Saiba mais nos links abaixo:
SISTEMA FRAUDULENTO ORGANIZADO PARA LUCRAR ÀS CUSTAS DO ESTADO
Ocips e Organizações Sociais (OSs), ONGs e outros tipos de entidades “sem fins lucrativos” recebendo dinheiro público nada mais são que empresas com redes de atuação (muitas vezes bem organizadas e sofisticadas) para lucrar burlando os mecanismos de controle de gastos em áreas públicas e fraudando o estado. Quase sempre atuam em vários municípios de mais de um estado da federação.
Conforme documento da Frente em Defesa dos Serviços Públicos, Estatais e de Qualidade, “OSs e oscips somente se interessam em atuar em cidades e em serviços onde é possível morder sobretaxas nas compras de muitos materiais e equipamentos e onde pode pagar baixos salários. O resultado é superfaturamento nas compras (o modelo dispensa licitação para adquirir insumos e equipamentos), a contratação sem concurso público de profissionais com baixa qualificação e, por vezes, falsos profissionais.

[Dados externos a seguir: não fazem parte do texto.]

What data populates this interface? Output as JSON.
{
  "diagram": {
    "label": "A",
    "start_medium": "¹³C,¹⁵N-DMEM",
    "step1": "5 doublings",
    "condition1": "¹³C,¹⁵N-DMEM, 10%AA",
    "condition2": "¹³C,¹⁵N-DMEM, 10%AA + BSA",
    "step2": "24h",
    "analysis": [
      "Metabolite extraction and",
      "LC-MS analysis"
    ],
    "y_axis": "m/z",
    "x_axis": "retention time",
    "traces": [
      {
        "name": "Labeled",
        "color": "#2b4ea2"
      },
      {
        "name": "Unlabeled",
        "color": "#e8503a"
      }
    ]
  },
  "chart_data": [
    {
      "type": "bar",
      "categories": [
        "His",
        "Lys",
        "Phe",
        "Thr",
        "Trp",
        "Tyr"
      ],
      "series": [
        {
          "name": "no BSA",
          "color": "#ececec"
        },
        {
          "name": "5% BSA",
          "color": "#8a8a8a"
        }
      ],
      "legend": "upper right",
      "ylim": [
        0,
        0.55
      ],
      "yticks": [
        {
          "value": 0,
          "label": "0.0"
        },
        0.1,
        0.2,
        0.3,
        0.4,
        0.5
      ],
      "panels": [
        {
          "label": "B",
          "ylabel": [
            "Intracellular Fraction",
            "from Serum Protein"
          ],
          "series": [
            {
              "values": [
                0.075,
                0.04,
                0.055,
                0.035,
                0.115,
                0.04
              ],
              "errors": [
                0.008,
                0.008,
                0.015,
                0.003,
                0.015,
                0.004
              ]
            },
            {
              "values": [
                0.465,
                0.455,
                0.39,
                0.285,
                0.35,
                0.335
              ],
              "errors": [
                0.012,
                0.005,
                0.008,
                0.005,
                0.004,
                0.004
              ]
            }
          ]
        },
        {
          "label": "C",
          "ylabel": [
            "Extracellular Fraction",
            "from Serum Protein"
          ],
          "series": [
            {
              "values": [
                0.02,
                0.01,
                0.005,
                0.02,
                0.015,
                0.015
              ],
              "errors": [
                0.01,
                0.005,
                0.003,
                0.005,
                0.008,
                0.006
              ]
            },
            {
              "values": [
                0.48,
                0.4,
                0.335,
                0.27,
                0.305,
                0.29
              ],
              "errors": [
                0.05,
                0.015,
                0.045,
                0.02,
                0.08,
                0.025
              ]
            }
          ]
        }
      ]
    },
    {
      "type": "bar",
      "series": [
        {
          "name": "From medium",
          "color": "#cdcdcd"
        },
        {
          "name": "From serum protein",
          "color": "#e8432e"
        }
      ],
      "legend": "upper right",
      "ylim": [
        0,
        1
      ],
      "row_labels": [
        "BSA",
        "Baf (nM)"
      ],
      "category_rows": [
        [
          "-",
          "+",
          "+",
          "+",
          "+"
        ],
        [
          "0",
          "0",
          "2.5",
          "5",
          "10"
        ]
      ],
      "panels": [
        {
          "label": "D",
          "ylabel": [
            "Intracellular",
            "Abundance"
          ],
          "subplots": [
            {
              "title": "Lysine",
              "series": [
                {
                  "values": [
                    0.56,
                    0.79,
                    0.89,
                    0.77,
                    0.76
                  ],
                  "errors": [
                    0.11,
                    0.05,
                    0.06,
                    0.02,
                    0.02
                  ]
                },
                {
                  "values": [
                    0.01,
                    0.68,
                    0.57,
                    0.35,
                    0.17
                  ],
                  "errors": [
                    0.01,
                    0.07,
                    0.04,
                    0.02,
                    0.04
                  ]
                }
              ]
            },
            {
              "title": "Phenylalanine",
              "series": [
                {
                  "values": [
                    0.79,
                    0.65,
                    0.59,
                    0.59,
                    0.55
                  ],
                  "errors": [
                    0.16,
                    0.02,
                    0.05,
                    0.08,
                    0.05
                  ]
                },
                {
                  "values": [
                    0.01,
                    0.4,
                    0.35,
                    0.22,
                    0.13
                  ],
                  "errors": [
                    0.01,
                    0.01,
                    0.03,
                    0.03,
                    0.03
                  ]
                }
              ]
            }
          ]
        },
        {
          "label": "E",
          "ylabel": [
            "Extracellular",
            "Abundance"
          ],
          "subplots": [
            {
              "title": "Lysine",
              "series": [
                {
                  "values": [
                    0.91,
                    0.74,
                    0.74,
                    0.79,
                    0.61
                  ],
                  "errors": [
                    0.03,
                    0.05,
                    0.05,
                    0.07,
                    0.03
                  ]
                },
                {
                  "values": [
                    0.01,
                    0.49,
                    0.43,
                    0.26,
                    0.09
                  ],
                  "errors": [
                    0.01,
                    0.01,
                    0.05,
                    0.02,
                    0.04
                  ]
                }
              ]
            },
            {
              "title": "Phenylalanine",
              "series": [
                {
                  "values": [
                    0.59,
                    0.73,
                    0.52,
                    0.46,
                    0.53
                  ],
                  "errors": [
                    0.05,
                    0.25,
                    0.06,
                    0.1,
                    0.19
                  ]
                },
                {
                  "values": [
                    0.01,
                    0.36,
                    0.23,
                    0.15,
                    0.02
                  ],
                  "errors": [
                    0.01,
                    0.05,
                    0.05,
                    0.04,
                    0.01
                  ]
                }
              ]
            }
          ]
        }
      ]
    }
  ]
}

O dinheiro que é gasto desnecessariamente nos contratos com estas empresas sai do bolso do contribuinte, que paga pelos serviços públicos mesmo sem utilizá-los e acaba custeando o superfaturamento e os esquemas de propinas para partidos e apadrinhados políticos”.
No meio desta pandemia, além do medo de se contaminar e contaminar assim os seus familiares, profissionais da saúde enfrentam também a oferta despudorada de baixos salários e falta de estrutura de trabalho, o que contrasta com a importância da atuação deles no combate ao COVID-19.
É evidente que o saldo para a sociedade é a má qualidade do atendimento, o desmonte do SUS e, pior ainda: o risco às vidas.
Todos estes anos de subfinanciamento do SUS, de desmantelamento dos demais direitos sociais, de aumento da exploração, acirramento da crise social, econômica e sanitária são reflexos de um modo de produção que visa apenas obter lucros e rentabilidade para os capitais. Mercantiliza, precariza e descarta a vida humana, sobretudo dos trabalhadores. O modelo de gestão da Saúde por meio das Organizações Sociais é uma importante peça desta lógica nefasta e por isso deve ser combatido.
Não à Terceirização e Privatização da Saúde Pública! Em defesa do SUS 100% Estatal e de Qualidade!